Il Giudice delle leggi, invero, anche in questa occasione di fronte ad una questione, che non può non dichiarare inammissibile, mostra comunque al giudice a quo come uscire dall’impasse che lo ha spinto a sollevare la questione e che non si potrà superare con una decisione di accoglimento. Precisa infatti che il Tribunale doveva fornire adeguata motivazione sull’applicabilità, o meno, «ad una domanda presentata nel 1996 delle norme di legge vigenti in quell’anno, che risultano peraltro contenere una diversa estensione soggettiva della tutela». In base alla normativa recata dal d.l. n. 362 del 1995 e da quelli successivi sino al d.l. n. 89 del 1996 «il diritto all’indennizzo spettava a tutti i terzi contagiati dagli emotrasfusi» (corsivo mio) e solo dopo l’entrata in vigore del citato decreto n. 89 la tutela è stata limitata al coniuge e al figlio contagiato durante la gestazione. Sottolinea, inoltre, la Corte come tutti gli effetti di questi decreti siano stati sanati dalle leggi n. 641 del 1996 e n. 4 del 1997. Era allora compito del giudice a quo «valutare se una domanda, in ipotesi presentata prima dell’entrata in vigore del decreto-legge n. 89 del 1996, ricadesse sotto la previsione più ampia del regime giuridico precedente a tale atto normativo o dovesse essere valutata alla stregua della più restrittiva disciplina susseguente» (corsivo mio). Non solo; poiché non è dato sapere se la domanda è stata presentata prima o dopo il 26 febbraio 1996 (rectius 28 febbraio 1996) si sarebbe dovuto anche verificare l’interazione tra le disposizioni che dichiarano applicabili i decreti recanti la disciplina più favorevole agli anni 1995 e 1996 e la disposizione del d.l. n. 89 del 1996 che stabilisce l’applicazione del decreto stesso ai medesimi anni, considerato che, come detto, la legge n. 4 del 1997 «fa salvi indiscriminatamente gli effetti prodottisi e i rapporti giuridici sorti sia sotto la più estensiva normativa precedente, che sotto quella più restrittiva susseguente, entrambe recate peraltro da decreti-legge non convertiti» (corsivo mio).

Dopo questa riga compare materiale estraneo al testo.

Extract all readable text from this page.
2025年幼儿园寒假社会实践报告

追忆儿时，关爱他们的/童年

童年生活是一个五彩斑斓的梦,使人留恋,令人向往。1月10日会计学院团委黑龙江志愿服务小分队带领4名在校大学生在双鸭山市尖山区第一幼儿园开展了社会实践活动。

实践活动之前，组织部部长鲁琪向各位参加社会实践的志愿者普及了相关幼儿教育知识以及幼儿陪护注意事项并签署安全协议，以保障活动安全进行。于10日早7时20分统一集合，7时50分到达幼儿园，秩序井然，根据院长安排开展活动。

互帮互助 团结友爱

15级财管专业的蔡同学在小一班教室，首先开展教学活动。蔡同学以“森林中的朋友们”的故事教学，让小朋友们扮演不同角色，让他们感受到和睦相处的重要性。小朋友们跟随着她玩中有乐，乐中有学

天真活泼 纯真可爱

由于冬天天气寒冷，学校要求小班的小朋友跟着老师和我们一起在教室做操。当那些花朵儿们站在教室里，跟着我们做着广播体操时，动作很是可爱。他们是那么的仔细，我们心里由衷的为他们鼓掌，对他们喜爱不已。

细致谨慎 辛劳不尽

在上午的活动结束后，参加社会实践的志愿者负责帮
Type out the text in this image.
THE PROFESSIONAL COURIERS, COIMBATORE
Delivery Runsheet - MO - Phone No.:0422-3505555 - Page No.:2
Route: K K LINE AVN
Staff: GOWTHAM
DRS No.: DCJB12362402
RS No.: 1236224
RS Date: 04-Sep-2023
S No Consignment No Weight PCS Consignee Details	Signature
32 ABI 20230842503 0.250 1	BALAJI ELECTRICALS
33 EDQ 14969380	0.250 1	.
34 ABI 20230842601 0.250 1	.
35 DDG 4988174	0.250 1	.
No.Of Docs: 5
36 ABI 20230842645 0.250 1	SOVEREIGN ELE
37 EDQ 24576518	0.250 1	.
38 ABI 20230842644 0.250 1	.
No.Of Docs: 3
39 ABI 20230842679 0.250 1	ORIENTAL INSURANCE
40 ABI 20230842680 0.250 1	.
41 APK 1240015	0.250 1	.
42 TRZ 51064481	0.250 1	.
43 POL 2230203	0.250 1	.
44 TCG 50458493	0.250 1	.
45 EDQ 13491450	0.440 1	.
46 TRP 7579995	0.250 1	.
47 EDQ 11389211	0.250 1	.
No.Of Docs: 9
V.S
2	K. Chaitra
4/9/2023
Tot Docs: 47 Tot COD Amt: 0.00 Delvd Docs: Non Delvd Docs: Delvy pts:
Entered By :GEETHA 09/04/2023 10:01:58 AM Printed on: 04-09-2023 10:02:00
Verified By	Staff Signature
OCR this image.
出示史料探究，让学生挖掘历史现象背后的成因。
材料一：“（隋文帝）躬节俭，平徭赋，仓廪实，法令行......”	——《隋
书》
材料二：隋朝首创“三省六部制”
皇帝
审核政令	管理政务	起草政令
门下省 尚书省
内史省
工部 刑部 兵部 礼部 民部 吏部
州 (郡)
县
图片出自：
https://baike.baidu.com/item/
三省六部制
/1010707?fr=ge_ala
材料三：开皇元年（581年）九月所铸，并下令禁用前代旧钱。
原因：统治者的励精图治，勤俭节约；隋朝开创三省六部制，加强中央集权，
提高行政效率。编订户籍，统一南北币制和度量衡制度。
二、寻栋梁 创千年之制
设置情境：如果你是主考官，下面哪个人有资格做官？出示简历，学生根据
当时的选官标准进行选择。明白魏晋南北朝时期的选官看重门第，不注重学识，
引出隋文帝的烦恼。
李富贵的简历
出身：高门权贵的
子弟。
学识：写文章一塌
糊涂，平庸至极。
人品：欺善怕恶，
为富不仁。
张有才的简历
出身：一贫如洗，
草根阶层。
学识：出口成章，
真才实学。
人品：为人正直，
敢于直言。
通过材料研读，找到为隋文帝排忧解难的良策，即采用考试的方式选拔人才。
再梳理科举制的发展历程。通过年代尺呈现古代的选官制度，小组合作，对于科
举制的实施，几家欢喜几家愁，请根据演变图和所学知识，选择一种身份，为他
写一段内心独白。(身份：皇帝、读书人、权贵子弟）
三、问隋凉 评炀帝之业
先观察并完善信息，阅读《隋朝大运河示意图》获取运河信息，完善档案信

Il giudice a quo non ha sciolto il «dubbio interpretativo» circa la norma da applicarsi (e da cui dipende il riconoscimento o meno del diritto all’indennizzo), ma lo ha sciolto, almeno per il caso di domanda presentata prima del 28 febbraio 1996, la Corte stessa, rivelando chiaramente un’opzione interpretativa favorevole alla concessione del beneficio. Insomma, seppure anche in quest’occasione “costretta” a decidere nel senso dell’inammissibilità, la Consulta pare aver inteso fare al non troppo accorto Tribunale rimettente un vero e proprio “regalo di Natale” (la sentenza è stata depositata il 23 dicembre 2005).

Le due decisioni ricordate in queste brevi note, del resto, anche a fronte di irrigidimenti, non sempre del tutto motivati, che hanno caratterizzato altre vicende, rappresentano importanti segnali di una giustizia costituzionale che quantomeno si sforza di divenire sempre più “giusta”, cercando intanto di promuovere un circolo virtuoso di comunicazione con i giudici, chiamati in primis all’affermazione ed al riconoscimento dei diritti, specie in vista di quella concreta tutela che va assicurata in particolare ai cosiddetti soggetti deboli.